Çok erken bir saatte orada olduğumuz için çok kalabalık değildi, rahat rahat gezebildik ve taşların muhteşem yerleşimlerine bakıp hayran kaldık. Lamalar da etrafta rahat rahat dolaşıyorlardı. Bu bölgeye yakın büyük bir İsa heykeli var, turistler oraya da gidiyorlardı ancak biz gitmedik.



Yaklaşık 1-1,5 saat gezdikten sonra yürüyerek şehre inmeye karar verdik.

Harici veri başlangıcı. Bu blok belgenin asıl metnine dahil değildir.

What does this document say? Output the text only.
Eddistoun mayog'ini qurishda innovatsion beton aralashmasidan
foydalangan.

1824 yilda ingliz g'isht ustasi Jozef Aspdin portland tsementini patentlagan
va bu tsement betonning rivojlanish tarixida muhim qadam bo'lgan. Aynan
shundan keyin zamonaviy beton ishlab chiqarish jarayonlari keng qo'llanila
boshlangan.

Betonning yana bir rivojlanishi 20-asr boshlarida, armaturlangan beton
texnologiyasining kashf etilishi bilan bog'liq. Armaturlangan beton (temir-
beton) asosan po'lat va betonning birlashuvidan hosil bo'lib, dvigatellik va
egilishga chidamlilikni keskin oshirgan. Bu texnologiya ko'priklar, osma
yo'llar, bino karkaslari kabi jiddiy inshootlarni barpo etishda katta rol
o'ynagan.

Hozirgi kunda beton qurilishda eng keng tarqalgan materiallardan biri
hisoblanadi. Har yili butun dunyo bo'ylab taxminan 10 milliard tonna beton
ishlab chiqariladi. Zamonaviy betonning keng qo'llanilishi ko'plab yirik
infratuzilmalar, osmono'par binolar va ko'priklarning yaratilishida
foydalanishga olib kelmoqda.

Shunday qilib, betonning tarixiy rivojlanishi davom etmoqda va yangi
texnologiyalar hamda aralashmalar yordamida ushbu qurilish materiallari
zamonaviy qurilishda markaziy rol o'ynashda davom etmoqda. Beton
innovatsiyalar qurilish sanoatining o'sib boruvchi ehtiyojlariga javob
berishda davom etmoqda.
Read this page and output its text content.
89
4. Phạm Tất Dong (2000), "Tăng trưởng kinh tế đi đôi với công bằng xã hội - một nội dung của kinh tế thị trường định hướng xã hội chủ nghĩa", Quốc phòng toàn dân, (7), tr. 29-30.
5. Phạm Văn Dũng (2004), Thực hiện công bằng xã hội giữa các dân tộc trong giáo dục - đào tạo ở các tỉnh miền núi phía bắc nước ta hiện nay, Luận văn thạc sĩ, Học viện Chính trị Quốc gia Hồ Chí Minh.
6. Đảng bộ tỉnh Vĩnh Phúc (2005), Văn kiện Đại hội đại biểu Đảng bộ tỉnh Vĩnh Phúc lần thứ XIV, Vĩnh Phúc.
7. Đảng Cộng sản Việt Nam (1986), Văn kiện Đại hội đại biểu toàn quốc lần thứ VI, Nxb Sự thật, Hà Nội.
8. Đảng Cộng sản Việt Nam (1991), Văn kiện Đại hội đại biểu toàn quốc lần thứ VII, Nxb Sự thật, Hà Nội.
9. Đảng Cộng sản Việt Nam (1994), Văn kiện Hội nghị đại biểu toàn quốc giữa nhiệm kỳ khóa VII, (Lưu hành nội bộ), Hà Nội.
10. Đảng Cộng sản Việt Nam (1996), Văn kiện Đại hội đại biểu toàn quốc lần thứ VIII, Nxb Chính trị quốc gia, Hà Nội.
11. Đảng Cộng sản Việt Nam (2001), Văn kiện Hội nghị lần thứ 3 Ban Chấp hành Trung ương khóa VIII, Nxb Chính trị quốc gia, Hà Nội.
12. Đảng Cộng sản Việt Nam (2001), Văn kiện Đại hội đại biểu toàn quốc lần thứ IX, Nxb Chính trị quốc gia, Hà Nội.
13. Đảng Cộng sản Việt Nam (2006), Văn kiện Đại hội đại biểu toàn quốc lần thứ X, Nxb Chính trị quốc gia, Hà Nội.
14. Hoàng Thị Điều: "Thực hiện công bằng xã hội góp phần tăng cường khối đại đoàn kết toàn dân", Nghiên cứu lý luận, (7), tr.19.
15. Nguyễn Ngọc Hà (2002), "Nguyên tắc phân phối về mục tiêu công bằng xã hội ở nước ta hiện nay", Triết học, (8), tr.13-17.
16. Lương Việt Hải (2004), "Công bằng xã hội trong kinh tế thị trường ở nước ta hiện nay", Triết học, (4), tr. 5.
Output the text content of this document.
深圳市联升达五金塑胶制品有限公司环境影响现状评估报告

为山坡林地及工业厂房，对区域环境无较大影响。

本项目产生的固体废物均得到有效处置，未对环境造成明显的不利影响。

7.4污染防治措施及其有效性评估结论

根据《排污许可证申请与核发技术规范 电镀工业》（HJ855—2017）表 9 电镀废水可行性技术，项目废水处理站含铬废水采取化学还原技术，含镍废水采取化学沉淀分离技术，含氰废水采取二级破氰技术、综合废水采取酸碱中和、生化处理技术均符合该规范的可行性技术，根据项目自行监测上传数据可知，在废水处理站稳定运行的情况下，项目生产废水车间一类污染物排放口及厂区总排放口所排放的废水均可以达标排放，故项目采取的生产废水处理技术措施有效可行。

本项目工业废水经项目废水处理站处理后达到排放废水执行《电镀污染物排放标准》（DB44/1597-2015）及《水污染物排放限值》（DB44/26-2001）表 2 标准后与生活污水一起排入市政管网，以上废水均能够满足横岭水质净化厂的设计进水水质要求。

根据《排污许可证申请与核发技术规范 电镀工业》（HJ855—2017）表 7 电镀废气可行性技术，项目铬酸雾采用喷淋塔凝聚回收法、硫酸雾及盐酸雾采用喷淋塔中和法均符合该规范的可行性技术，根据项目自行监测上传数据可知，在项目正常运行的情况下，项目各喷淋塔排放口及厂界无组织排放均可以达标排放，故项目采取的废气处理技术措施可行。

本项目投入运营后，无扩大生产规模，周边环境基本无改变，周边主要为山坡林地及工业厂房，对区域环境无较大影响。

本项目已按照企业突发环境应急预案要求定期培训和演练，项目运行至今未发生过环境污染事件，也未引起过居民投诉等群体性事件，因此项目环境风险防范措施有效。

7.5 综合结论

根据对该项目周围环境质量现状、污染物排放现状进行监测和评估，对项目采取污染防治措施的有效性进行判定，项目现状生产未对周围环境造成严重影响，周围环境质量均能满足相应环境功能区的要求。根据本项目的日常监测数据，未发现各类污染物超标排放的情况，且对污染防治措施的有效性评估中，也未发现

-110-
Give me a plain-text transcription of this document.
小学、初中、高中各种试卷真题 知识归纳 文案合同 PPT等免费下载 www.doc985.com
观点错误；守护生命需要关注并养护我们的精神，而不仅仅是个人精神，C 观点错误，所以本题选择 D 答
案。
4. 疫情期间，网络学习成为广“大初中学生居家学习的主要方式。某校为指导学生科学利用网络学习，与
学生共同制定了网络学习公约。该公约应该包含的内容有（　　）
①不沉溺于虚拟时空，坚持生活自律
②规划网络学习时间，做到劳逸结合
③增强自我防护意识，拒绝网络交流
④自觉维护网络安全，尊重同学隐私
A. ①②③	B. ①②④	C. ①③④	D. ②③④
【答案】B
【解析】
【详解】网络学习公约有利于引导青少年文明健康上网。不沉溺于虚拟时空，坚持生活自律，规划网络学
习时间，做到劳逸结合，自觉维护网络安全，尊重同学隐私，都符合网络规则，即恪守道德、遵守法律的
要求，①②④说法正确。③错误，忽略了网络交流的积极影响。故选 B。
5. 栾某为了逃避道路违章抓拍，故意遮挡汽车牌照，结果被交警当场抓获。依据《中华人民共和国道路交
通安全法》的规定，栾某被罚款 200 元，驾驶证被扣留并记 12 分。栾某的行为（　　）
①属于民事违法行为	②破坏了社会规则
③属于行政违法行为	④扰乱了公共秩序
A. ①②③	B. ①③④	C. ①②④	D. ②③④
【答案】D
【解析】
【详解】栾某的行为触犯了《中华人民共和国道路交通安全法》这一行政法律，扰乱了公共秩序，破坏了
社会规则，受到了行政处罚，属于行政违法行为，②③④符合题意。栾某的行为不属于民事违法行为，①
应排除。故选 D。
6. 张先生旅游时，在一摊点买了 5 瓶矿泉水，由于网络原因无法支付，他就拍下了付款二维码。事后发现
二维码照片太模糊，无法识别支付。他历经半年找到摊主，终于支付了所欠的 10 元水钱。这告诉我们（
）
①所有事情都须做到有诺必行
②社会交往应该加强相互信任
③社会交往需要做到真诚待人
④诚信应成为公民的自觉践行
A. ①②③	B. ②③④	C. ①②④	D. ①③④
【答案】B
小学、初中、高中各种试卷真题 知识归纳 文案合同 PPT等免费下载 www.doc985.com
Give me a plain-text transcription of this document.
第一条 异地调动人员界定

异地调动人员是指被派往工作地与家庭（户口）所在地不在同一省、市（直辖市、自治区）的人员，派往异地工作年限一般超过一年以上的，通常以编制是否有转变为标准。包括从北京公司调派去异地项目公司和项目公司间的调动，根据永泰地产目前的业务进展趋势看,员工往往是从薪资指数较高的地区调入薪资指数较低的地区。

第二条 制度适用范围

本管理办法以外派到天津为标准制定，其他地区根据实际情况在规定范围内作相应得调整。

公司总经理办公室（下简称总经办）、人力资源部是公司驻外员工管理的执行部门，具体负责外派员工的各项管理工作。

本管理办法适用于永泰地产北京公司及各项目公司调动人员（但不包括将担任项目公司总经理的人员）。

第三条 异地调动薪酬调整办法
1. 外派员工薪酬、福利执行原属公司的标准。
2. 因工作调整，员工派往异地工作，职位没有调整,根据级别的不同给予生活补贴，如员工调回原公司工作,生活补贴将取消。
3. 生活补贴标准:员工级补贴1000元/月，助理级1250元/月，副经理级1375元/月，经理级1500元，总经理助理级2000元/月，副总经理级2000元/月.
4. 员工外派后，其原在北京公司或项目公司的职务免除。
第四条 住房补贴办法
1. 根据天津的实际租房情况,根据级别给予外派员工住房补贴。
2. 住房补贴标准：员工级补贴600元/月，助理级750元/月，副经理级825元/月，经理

Böylece şehri de detaylı gezmiş olacaktık. Şehre iniş esnasındaki ara sokaklar harikaydı, zamanınız olur ise siz de yürüyerek inebilirsiniz. UNESCO koruması altındaki merkeze geldiğimizde hemen hemen öğlen olmuştu ve ilk durak Cusco'nun meşhur tarihi meydanı "Plaza De Armas"dı. Meydan şehrin büyüklüğüne kıyasla hiç de küçük bir meydan sayılmaz. Meydanda tahmin ettiğiniz gibi restaurantlar ve cafeler var. Bu güzel cafelerde oturup, meydanı seyredebilirsiniz. Unutmadan buradaki evlerin cumba balkonları da inanılmaz güzel.


Ayrıca meydanda 2 tane önemli kilise var. Sabah 10'a kadar bedava olduğu için programınızı ona göre ayarlamanızı öneririm. Öğleden sonra girdiğimiz için para ödedik. Kiliselerden biri "Le Catedral de Cuzco", içeride 3 bölüm var, çok haşmetli ve bölgenin en iddialı kilisesi. 1 kişi 25 Soles. Meydandaki diğer bir kilise de "Iglesia de la Compania de Jesus". Buraya giriş kişi başı 15 Soles'di.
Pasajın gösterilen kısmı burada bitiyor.